Rule 4. Start clinical evidence when you start the CEP, not when you start the CER. The CEP is the plan. The CER is the report. Founders who wait until they need the CER to think about evidence are already late.

Reality Check

  1. Has someone in the organisation written and signed the qualification decision, or is it assumed?
  2. Is the classification justification specific to this device, or is it a template with the name changed?
  3. Has a Notified Body been contacted, or is the plan still to apply "later"?
  4. Does the QMS produce records from real workflow, or are procedures being reverse-engineered to match what happened?
  5. Is the cybersecurity plan in the architecture document, or in a separate file that engineering has not read?
  6. Is there a clinical evaluation plan under Annex XIV Part A, signed and dated, with a clear evidence strategy?
  7. Is the GDPR work owned by a named person, with a DPIA on file?
  8. Is reimbursement an aspiration, or a plan that sits behind the CE marking work?

Frequently Asked Questions

Is every digital health app a medical device?
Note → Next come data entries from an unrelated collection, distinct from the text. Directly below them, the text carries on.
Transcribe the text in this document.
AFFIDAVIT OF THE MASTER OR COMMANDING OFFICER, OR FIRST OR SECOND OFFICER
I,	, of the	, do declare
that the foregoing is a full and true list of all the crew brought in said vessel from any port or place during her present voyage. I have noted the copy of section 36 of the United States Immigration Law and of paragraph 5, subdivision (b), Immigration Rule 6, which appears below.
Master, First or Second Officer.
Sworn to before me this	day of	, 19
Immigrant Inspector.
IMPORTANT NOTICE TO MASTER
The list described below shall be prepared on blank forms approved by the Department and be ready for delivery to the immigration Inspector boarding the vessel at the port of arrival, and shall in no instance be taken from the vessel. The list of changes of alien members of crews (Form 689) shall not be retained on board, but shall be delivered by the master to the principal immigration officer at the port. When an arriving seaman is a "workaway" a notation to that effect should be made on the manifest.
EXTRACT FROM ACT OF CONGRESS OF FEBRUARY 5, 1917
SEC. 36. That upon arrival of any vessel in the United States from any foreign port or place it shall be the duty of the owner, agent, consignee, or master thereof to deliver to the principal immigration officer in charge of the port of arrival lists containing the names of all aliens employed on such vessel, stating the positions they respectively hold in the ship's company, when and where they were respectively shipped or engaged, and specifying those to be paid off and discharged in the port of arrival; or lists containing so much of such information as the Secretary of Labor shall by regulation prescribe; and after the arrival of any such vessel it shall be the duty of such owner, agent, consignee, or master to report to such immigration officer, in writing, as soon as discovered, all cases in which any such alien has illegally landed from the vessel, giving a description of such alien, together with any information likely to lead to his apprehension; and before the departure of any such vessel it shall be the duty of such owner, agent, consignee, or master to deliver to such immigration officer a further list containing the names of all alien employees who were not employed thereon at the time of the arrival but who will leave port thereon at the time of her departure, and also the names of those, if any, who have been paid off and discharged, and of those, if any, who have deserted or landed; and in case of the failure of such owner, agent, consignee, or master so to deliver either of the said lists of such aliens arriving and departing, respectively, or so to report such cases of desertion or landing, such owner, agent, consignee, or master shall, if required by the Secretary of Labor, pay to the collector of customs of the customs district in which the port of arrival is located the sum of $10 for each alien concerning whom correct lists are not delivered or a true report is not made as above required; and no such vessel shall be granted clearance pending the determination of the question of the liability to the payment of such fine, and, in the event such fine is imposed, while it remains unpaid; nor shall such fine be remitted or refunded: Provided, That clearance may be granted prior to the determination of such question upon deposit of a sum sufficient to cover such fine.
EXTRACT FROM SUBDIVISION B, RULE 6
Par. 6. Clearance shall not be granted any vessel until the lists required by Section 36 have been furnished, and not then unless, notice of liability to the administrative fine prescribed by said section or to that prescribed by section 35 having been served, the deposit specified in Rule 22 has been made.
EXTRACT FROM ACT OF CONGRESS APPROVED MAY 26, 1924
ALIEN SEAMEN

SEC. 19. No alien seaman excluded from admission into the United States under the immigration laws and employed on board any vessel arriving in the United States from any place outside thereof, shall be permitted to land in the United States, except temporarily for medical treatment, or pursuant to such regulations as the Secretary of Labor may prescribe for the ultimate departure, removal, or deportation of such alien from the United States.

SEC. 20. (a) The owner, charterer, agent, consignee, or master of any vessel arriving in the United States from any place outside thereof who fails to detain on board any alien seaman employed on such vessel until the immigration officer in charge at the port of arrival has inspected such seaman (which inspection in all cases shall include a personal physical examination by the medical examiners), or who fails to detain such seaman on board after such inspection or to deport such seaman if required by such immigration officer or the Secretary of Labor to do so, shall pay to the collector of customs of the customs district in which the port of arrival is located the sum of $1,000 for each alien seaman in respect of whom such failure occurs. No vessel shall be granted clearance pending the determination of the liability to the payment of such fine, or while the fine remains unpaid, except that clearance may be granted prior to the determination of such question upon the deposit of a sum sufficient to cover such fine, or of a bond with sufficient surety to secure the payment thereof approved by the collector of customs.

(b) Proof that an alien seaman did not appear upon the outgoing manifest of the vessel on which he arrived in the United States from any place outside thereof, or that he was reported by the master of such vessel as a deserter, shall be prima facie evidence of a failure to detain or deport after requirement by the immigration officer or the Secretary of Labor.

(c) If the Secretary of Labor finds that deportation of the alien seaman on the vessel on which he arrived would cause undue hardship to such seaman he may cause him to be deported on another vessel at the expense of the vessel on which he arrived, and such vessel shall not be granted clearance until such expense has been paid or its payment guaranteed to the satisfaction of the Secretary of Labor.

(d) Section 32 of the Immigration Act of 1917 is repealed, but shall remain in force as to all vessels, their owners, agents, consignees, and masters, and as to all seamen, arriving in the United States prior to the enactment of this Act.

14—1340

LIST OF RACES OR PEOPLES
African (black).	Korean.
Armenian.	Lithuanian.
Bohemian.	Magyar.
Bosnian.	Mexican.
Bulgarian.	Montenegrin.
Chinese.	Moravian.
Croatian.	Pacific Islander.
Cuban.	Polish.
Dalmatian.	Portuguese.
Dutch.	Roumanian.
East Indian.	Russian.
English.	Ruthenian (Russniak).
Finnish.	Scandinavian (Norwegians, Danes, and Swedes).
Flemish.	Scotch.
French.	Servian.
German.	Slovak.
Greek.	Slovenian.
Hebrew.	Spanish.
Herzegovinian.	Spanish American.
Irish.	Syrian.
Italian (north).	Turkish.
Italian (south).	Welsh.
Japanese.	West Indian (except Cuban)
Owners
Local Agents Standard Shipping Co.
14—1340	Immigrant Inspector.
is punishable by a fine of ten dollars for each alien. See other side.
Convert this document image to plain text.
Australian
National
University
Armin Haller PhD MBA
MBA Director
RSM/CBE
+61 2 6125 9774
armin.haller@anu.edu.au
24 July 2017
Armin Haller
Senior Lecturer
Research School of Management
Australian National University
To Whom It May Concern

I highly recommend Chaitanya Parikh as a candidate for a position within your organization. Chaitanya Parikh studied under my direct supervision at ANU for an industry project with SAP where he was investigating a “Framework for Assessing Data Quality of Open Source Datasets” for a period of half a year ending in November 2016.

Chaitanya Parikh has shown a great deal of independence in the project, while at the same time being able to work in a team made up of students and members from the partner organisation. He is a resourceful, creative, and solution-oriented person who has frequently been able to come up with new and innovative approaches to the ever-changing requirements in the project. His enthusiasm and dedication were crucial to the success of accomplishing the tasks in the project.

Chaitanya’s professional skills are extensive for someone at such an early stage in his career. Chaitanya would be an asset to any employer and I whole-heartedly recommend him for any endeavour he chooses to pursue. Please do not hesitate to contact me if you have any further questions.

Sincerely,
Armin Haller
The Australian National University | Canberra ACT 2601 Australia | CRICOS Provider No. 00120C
No. The intended purpose and the function determine qualification under MDR Article 2 and MDCG 2019-11 Rev.1. Wellness and lifestyle apps can stay out of scope, but the line is narrower than many founders believe.

Can a digital health app be Class I under MDR? Rarely. Rule 11 pushes most diagnosis and therapy support software into Class IIa or higher. Class I digital health usually signals a qualification or classification question worth a second review.

Does a lean QMS really pass audits? Yes, if the procedures produce records and the records match reality. Tibor has audited ten-person teams that passed cleanly because the evidence was consistent and traceable.

How much clinical evidence does a digital health SaMD need? It depends on risk class, novelty, and the state of the art. Low-risk, well-precedented functionality can sometimes rely on literature and performance testing. Novel or higher-risk functionality typically needs prospective data. The CEP is where this is decided.

Does GDPR delay CE marking? Not usually, if it is run in parallel from the start. It delays launch when it is discovered late.

Should a founder pursue DiGA before CE marking? No. DiGA requires an existing CE mark. The DiGA evidence work starts after CE, not before.

Sources

  1. Regulation (EU) 2017/745 on medical devices, consolidated text. Article 2, Article 10, Article 52, Article 61, Article 62, Annex I §17, Annex VIII Rule 11, Annex XIV.
  2. MDCG 2019-11 Rev.1, Guidance on Qualification and Classification of Software in Regulation (EU) 2017/745, October 2019, Rev.1 June 2025.
  3. MDCG 2019-16 Rev.1, Guidance on Cybersecurity for medical devices, December 2019, Rev.1 July 2020.
  4. EN ISO 13485:2016+A11:2021, Medical devices, Quality management systems.
  5. EN 62304:2006+A1:2015, Medical device software, Software lifecycle processes.
  6. EN IEC 81001-5-1:2022, Health software and health IT systems safety, effectiveness and security, Part 5-1.
  7. EN ISO 14971:2019+A11:2021, Medical devices, Application of risk management to medical devices.